The awards featured a number of notable, emotionally affecting moments that likely will remain in heavy online rotation for months to come, including the 50th-year tribute to hip hop, the multi-part in memoriam section, or that shredding Chris Stapleton guitar solo alongside Stevie Wonder in Higher Ground as part of the Motown medley.
The Grammy ‘casts didn’t go off completely without a hitch. Paramount Plus left many frustrated fans pouting on social media when they couldn’t immediately access the show. The Unholy performance by Sam Smith and Kim Petras predictably set off fulminating pastors and other conservative critics (mission accomplished, Sam and Kim).
More problematically, CBS also got blasted for a lack of Spanish-language closed captions for the show-opening song from Bad Bunny, the year’s biggest-selling, most-watched artist and avatar of a massive global following, especially in Latin America. Instead, CBS captions merely noted that Bad Bunny was speaking a “non-English language.” It was, as they say, fixed in post.
Less clear is what’s next for the controversy-dogged Golden Globes, traditionally the kickoff event for Oscar season on the first weekend after New Year’s Day.
NBC hosted the Globes’ return to air, after an LA Times investigation of the parent Hollywood Foreign Press Association and resulting celebrity boycott drove the show into hiatus last year.

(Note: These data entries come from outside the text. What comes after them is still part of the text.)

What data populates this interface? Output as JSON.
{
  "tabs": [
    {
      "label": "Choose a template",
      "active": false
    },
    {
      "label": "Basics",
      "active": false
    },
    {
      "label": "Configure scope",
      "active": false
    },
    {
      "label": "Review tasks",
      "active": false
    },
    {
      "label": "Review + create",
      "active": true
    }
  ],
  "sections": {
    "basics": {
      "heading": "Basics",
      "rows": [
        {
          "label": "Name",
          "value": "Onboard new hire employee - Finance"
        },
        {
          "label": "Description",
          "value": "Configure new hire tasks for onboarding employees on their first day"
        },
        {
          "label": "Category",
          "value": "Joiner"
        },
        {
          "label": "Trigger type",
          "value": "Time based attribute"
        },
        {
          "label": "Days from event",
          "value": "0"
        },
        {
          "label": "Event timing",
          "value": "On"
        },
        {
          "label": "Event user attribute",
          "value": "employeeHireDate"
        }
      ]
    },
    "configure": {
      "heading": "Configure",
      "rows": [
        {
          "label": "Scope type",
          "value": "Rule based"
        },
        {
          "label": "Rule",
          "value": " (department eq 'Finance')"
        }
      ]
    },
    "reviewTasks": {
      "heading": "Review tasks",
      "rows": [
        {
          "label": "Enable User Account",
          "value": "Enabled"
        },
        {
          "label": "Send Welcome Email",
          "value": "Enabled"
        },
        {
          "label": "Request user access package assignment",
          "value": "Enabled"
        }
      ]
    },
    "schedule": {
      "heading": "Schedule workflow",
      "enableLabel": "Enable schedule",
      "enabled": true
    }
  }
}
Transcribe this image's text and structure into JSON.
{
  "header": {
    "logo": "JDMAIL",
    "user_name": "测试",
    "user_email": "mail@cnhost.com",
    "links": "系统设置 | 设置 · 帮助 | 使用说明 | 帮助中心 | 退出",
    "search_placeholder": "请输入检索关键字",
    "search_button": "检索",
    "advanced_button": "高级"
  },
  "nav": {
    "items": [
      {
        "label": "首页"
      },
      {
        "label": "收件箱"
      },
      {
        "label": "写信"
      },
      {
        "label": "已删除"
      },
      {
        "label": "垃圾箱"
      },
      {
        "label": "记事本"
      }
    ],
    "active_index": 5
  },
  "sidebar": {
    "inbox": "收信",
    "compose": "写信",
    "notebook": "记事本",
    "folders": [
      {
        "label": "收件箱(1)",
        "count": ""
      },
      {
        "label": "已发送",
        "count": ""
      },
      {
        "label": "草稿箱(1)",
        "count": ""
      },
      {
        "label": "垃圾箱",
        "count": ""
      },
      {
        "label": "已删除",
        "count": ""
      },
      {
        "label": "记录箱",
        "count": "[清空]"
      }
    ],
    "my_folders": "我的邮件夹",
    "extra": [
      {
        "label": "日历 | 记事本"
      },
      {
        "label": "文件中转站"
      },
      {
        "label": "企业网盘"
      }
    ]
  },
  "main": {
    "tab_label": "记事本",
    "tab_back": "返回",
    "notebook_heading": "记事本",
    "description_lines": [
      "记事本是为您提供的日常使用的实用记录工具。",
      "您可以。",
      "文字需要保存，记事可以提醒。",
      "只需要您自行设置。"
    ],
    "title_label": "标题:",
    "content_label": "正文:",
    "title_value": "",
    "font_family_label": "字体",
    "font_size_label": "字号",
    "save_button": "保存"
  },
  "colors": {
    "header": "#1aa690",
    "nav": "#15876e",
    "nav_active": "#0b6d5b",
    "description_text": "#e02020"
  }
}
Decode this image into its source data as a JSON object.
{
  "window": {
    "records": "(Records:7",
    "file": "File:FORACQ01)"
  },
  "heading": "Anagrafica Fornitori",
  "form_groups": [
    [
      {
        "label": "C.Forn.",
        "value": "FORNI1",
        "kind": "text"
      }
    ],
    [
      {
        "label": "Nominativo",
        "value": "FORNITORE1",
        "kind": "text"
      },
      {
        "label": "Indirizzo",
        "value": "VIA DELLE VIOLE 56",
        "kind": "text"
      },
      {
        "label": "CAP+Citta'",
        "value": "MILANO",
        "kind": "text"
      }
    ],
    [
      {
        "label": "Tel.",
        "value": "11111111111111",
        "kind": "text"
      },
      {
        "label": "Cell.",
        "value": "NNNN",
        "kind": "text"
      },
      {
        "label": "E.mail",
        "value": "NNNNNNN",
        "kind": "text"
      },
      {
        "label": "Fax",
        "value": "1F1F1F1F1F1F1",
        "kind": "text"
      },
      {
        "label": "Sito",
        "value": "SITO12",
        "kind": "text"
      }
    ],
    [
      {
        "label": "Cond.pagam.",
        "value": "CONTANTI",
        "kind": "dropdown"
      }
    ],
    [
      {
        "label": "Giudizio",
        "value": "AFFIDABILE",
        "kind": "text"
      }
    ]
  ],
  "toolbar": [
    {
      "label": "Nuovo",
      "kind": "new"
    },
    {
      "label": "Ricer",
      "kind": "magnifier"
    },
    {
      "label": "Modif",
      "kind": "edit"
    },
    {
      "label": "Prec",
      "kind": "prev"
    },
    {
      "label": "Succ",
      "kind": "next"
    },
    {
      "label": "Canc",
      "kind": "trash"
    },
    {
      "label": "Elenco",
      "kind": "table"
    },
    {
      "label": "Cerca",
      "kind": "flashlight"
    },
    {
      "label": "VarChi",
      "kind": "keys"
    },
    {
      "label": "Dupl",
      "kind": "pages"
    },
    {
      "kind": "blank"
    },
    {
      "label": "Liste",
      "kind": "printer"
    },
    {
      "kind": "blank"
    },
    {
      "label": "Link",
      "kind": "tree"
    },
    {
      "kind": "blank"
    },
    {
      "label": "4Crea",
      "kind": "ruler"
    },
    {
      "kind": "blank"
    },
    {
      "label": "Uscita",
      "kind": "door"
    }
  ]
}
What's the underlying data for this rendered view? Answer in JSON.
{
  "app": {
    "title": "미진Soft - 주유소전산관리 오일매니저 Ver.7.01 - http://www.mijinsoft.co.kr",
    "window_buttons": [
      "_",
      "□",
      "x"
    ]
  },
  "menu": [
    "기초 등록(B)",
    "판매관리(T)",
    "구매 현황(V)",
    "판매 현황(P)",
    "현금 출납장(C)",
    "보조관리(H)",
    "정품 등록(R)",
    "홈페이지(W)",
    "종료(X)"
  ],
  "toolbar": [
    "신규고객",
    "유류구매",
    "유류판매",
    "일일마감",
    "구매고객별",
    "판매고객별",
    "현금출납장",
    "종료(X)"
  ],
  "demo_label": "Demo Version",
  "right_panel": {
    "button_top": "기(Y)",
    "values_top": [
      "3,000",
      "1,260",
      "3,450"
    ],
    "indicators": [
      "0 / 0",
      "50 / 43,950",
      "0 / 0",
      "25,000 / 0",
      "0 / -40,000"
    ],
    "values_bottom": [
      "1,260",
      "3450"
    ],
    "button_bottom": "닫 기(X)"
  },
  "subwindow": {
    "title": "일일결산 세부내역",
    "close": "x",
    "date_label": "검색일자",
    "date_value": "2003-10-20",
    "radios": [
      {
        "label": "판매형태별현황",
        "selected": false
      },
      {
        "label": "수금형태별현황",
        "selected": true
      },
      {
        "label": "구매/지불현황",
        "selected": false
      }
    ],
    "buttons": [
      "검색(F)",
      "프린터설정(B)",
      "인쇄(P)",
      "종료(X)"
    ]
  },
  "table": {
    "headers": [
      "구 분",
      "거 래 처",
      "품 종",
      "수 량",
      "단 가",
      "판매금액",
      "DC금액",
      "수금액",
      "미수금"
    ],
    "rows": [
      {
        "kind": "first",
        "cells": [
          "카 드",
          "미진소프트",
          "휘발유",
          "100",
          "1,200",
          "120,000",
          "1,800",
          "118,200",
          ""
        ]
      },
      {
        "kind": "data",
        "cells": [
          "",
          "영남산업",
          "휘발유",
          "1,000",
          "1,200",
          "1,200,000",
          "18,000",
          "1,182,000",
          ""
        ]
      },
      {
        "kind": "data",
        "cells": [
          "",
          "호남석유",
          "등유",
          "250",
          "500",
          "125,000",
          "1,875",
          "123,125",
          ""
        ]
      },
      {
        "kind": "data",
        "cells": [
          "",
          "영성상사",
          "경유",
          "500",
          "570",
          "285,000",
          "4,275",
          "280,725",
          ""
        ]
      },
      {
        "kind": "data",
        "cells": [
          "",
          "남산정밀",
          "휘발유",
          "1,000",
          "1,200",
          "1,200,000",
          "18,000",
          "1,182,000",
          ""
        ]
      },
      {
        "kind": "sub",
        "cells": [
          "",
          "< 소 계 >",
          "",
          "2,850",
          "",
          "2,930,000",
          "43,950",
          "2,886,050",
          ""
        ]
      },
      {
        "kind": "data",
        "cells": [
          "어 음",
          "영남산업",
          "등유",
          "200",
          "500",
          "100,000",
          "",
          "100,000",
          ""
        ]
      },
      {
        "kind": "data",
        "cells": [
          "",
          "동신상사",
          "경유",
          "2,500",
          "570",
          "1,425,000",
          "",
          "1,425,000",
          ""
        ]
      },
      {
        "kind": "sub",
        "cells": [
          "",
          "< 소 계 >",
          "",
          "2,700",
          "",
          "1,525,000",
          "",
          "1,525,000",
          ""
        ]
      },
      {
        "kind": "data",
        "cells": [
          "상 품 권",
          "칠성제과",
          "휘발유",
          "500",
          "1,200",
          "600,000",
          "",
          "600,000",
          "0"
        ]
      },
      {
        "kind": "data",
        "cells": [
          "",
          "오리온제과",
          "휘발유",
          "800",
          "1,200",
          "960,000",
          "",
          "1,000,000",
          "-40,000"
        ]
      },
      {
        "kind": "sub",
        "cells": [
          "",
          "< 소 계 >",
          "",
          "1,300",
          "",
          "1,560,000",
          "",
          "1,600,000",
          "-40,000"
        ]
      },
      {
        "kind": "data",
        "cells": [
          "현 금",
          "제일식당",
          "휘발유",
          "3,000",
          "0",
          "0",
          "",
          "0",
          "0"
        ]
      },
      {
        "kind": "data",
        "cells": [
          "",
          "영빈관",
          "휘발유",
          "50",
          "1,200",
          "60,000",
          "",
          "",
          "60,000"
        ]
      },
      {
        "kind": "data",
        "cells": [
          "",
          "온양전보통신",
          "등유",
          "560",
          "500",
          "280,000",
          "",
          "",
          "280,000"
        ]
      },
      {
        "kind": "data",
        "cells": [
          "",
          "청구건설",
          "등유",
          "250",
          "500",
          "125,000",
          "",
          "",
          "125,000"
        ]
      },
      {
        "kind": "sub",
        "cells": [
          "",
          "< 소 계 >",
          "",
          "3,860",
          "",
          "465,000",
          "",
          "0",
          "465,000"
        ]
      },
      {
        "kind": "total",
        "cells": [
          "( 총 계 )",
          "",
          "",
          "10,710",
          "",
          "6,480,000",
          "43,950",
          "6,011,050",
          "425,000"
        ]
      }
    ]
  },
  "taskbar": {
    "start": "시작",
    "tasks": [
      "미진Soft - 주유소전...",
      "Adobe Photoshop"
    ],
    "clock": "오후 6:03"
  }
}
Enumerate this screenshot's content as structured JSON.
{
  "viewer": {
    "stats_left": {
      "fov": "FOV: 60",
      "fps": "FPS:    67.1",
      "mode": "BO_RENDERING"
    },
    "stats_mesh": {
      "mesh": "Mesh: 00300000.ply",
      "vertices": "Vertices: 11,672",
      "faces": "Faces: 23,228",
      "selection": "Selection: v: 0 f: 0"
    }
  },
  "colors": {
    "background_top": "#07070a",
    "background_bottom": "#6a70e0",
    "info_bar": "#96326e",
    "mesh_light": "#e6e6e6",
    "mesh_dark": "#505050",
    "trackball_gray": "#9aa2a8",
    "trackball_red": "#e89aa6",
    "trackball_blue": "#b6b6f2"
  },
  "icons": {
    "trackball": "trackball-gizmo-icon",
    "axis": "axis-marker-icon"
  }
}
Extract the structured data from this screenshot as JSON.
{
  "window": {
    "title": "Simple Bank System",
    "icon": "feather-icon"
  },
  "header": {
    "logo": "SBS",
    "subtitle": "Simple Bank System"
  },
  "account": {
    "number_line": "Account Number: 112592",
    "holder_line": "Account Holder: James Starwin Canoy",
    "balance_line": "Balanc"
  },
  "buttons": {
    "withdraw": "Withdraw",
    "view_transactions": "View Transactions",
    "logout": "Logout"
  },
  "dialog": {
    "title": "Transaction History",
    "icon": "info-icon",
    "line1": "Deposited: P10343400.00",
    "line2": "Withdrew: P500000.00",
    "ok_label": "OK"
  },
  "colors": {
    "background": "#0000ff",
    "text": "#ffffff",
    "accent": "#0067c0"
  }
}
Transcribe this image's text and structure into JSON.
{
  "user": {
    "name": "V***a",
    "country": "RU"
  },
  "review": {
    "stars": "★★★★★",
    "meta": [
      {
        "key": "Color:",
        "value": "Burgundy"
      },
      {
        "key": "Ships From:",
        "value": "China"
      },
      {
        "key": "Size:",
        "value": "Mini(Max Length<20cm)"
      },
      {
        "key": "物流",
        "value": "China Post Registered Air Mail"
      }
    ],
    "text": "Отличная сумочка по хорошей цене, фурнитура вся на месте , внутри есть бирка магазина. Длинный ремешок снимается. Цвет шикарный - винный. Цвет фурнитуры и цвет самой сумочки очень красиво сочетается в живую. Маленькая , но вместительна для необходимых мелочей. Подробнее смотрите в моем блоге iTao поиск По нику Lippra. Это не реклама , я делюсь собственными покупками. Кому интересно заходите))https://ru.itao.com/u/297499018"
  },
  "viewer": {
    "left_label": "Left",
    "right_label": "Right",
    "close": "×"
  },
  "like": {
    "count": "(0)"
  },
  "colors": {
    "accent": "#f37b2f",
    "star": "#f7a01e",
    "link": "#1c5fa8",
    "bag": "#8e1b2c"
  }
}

After a year in limbo and numerous HFPA reforms, NBC and Peacock brought the show back on a one-year basis.
The result was an entertaining, if somewhat shambolic show not much different in tone and looseness from previous editions, though with a notably higher number of Black and other POC winners, presenters and emcee, a pensive and lacerating Jerrod Carmichael.
The so-called “woke” Globes did about as well as one would expect in these partisan times: Overnight ratings on NBC were down 26% from 2021 (which already sustained its own ratings collapse from previous levels), to a mere 6.9 million viewers. The live telecast averaged a 1.1 rating in the core demographic of 18 to 49, down 27% from 2021.
But this was also the first year the Globes were live-streamed on Peacock, where it attracted 33 million minutes of viewing. Evaluating what that means is difficult: stats get messy quickly here.
But Peacock said the show attracted 793,000 “video starts.” That’s about 11% of the broadcast viewership, though it’s important to note a single household/viewer could have multiple starts. Still, going online somewhere in the future represents a promising option as the HFPA, investor/backer Todd Boehly, and NBCUniversal all contemplate next steps.
Someone will probably bite on the Globes in coming months, especially online, given its traditional usefulness in kick-starting the Oscar voting season.
More generally, expect more migrations to streaming for at least the bigger awards shows. Increasingly cost-conscious streaming services want more inexpensive, high-profile programming that works both live and (at least in segments) in replays.
Hybrid streams/broadcasts, as with the Grammys and Globes, will be more common for a while as the shows transition to more sustainable long-term homes online, while still milking what’s left of legacy audiences.
That’s because of one of Hollywood’s ineluctable laws: nothing is more eternal than a performer’s boundless desire to win a bunch of awards and thank all the little people who got them there.